Nun also hat es offiziell begonnen, das Jubiläums-Jubel- Gedenk- Gedankenjahr. Mit floskelüberladenen Redeornamenten - und dahinter viel politischer Absicht. Denn der Prozess des Feierns und Erinnerns ist immer auch verknüpft mit der politischen Erlangung von Deutungshoheit über das, was war, ist und sein wird. Sechzig Jahre nach Gründung der Zweiten Republik erleben wir, wie die beiden großen Parteien, die an der Wiege dieses Staates standen, um das Bild ringen, das im Jubiläumsjahr in den Köpfen der Menschen von Österreich entstehen soll.

Die ÖVP hat dabei einen unschätzbaren Vorteil: Als Regierungspartei steht ihr der offizielle und der inoffizielle - auf dem Küniglberg gelegene - Öffentlichkeitsarbeitsapparat des Landes zur Verfügung. Wäre die SPÖ an der Regierung, hätte sie es wohl nicht viel anders gemacht. Dass die Herrschenden versuchen, Herrschaftsgeschichte zu schreiben, liegt in der Logik der Macht. Überraschend ist daher nicht, wie konsequent Kanzler Wolfgang Schüssel sich als Erbprinz schwarzer Staatsfürsten der ersten Stunde wie Raab und Figl inszeniert.

Überraschend ist, wie wenig das andere Österreich Schüssels Hagiografie entgegenzusetzen hat.
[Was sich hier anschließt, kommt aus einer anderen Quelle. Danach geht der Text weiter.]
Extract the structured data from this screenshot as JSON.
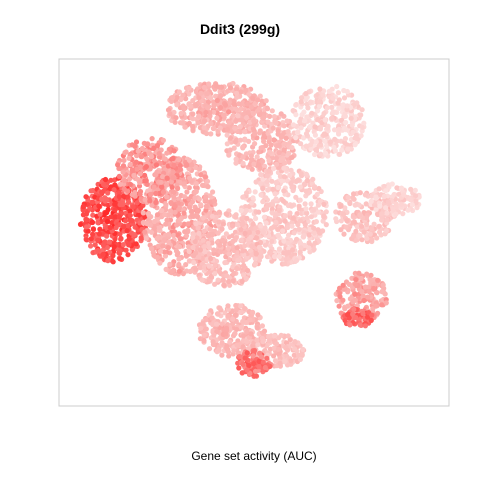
{
  "chart_data": {
    "type": "scatter",
    "title": "Ddit3 (299g)",
    "xlabel": "Gene set activity (AUC)",
    "ylabel": "",
    "grid": false,
    "legend": "none",
    "colors": {
      "low": "#fde0df",
      "mid": "#fbaaa8",
      "high": "#ff2a2a",
      "frame": "#cccccc"
    },
    "clusters": [
      {
        "cx": 0.12,
        "cy": 0.46,
        "rx": 0.09,
        "ry": 0.13,
        "level": 0.85,
        "n": 420
      },
      {
        "cx": 0.3,
        "cy": 0.45,
        "rx": 0.1,
        "ry": 0.18,
        "level": 0.45,
        "n": 520
      },
      {
        "cx": 0.22,
        "cy": 0.31,
        "rx": 0.09,
        "ry": 0.1,
        "level": 0.55,
        "n": 260
      },
      {
        "cx": 0.4,
        "cy": 0.12,
        "rx": 0.14,
        "ry": 0.08,
        "level": 0.4,
        "n": 360
      },
      {
        "cx": 0.52,
        "cy": 0.22,
        "rx": 0.1,
        "ry": 0.1,
        "level": 0.35,
        "n": 260
      },
      {
        "cx": 0.7,
        "cy": 0.16,
        "rx": 0.1,
        "ry": 0.11,
        "level": 0.1,
        "n": 300
      },
      {
        "cx": 0.58,
        "cy": 0.45,
        "rx": 0.12,
        "ry": 0.15,
        "level": 0.18,
        "n": 480
      },
      {
        "cx": 0.42,
        "cy": 0.55,
        "rx": 0.1,
        "ry": 0.12,
        "level": 0.3,
        "n": 340
      },
      {
        "cx": 0.44,
        "cy": 0.8,
        "rx": 0.09,
        "ry": 0.08,
        "level": 0.35,
        "n": 240
      },
      {
        "cx": 0.56,
        "cy": 0.86,
        "rx": 0.08,
        "ry": 0.05,
        "level": 0.3,
        "n": 160
      },
      {
        "cx": 0.5,
        "cy": 0.9,
        "rx": 0.05,
        "ry": 0.04,
        "level": 0.7,
        "n": 90
      },
      {
        "cx": 0.8,
        "cy": 0.45,
        "rx": 0.08,
        "ry": 0.08,
        "level": 0.25,
        "n": 170
      },
      {
        "cx": 0.88,
        "cy": 0.4,
        "rx": 0.07,
        "ry": 0.05,
        "level": 0.1,
        "n": 110
      },
      {
        "cx": 0.79,
        "cy": 0.7,
        "rx": 0.07,
        "ry": 0.08,
        "level": 0.5,
        "n": 160
      },
      {
        "cx": 0.78,
        "cy": 0.76,
        "rx": 0.04,
        "ry": 0.03,
        "level": 0.75,
        "n": 60
      }
    ]
  }
}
Denn so bestechend ist sie dann auch wieder nicht: Geschickt verknüpft er 60 Jahre Zweite Republik, 50 Jahre Staatsvertrag, zehn Jahre EU-Beitritt mit einem weiteren "Jubiläum": fünf Jahre Schwarz-Blau. Oder besser: fünf Jahre schwarze Kanzlerschaft. Denn für die FPÖ lässt die ÖVP beim Jubeln nicht viel Platz. Überzeugende Antworten auf die von ihm selbst aufgeworfene Frage, wer wir sind und wohin wir gehen, lieferte Schüssel dabei nicht. Sein Machtanspruch klebt plump an Personen und Perioden - und an seinem zugegeben starken Willen weiterzumachen. (DER STANDARD, Printausgabe, 15./16.1.2005)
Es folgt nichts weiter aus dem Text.